Maryland Conservatarian - February 2, 2007 at 8:19 am
Allow the unlimited use of steroids?
No, of course not – at least not by the sports leagues themselves. They have a product to market and steroids do not help them do that. But I’m not one of those who is looking to the Federal Government to regulate in this or most arenas.
As Locke says – Every man is a property unto themselves. We should allow that self-interest to work its magic – as it will for the vast majority of us – and resist the temptation to step in with yet another no-doubt permanent expansion of the federal bureaucracy in a probably futile effort to further manage our lives…such failures being proof positive then that we probably need to be doing even more.
greglas - February 2, 2007 at 8:35 am
Frank –
Play and law is a deep and understudied subject. I’d recommend Huizinga, who sees law as rooted in adversarial play (confirming Ray’s point).
I’ve got some brief thoughts here:
http://gac.sagepub.com/cgi/content/refs/1/1/25
You might also add to your list:
http://en.wikipedia.org/wiki/Brian_Sutton-Smith
Ray Fuller - February 2, 2007 at 9:11 am
Come to think of it, at least the professional teams provide their players trainers and doctors. Do the law schools do near as good a job at preparing their students for the herculean competition they must endure, or at monitoring and flagging their inevitable psychic and other injuries, or at intervening and proactively providing medical or other needed curative care for the inevitable casualties of the “zero sum game” called law school? Or must law students rely on self-medication (i.e., substance or other abuse)? Surprising perhaps, given that the total career incomes of professional players and big law firm lawyers are probably pretty comparable. It is just ironic that the practice of the “Socratic method” at law school deviates so much from Socrate’s progeny Aristotle’s invocation of the golden mean (“all good things in moderation”). But it does unfortunately reflect the modern practice of law in America.

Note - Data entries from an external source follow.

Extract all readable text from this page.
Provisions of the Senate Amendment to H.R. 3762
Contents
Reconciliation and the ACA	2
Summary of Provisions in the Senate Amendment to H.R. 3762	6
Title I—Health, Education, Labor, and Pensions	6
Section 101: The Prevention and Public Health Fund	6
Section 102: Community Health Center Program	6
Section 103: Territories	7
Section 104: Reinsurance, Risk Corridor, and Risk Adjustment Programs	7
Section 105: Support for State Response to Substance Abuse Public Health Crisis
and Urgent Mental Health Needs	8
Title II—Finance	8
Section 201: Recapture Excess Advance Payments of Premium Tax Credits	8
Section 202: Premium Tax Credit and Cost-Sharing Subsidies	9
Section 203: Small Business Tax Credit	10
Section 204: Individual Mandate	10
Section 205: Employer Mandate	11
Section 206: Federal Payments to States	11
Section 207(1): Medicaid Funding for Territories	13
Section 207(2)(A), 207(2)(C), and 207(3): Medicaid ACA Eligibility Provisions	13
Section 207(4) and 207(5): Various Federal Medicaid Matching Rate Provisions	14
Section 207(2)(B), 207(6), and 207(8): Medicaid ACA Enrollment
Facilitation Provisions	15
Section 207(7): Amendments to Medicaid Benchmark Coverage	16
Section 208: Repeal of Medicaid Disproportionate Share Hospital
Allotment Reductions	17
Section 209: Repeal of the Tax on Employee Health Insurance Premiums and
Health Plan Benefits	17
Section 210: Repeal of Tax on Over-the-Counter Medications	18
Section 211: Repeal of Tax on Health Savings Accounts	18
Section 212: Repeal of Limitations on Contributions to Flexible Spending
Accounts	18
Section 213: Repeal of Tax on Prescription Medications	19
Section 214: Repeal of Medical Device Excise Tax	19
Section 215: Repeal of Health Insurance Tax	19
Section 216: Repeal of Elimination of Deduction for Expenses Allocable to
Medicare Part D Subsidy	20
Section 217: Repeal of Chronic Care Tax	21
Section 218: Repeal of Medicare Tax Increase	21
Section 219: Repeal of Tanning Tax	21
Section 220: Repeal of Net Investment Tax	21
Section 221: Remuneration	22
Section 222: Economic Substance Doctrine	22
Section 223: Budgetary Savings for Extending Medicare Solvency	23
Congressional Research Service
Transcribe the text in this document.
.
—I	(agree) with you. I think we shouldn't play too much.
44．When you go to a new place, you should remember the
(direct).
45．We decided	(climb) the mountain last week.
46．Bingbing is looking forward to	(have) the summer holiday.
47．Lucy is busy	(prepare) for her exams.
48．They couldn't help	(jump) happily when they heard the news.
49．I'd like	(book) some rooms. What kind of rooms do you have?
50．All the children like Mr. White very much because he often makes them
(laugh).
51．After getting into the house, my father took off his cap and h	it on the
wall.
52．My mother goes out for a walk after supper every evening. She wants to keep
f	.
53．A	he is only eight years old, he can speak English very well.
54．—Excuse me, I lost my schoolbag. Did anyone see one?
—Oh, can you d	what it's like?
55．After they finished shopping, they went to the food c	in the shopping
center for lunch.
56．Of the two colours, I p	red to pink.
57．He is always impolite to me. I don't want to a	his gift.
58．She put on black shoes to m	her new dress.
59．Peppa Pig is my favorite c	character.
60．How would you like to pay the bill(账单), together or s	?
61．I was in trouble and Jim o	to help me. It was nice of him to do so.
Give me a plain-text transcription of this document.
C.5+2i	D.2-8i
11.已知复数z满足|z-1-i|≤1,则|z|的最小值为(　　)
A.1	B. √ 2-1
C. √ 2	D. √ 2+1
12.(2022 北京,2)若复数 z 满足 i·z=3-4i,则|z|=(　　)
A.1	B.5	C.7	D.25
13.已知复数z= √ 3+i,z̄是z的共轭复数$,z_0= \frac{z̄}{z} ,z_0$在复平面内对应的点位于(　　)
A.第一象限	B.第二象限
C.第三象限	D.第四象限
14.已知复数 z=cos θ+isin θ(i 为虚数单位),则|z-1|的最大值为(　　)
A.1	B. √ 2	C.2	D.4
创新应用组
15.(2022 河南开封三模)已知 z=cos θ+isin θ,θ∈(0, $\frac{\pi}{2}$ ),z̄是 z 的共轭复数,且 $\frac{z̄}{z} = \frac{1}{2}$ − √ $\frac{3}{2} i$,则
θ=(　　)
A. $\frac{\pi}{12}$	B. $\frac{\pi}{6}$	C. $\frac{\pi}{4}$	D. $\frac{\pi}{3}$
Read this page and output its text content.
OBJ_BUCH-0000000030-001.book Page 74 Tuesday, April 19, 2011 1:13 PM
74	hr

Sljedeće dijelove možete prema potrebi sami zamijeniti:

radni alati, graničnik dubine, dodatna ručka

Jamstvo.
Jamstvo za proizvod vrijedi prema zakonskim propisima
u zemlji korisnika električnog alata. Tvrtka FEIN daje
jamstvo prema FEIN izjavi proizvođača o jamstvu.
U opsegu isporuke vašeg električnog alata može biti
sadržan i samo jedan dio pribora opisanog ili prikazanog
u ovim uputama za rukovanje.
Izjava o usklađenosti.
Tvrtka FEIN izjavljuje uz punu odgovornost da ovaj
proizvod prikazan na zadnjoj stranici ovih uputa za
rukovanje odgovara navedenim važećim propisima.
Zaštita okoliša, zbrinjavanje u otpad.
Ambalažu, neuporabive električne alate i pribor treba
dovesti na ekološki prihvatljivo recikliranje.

David S. Cohen - February 2, 2007 at 10:49 am
“Every Given Sunday” provided a fictional but very compelling look into the pressure trainers and coaches put on players to play through injuries that they really shouldn’t.
Maryland Conservatarian - February 2, 2007 at 11:44 am
…and “Atlas Shrugged” provided a fictional but very compelling look into the pressure regulation and government meddling put on producers as they try to continue to produce despite the oversight of incompetents.
(and is it “Any” or “Every”?)
greglas - February 2, 2007 at 12:09 pm
Hmm. Well, arguably, whether Ayn Rand is “very compelling”, “compelling,” “interesting,” or “wacky” is probably determined by how much you are inclined to agree with her before you start reading her fiction.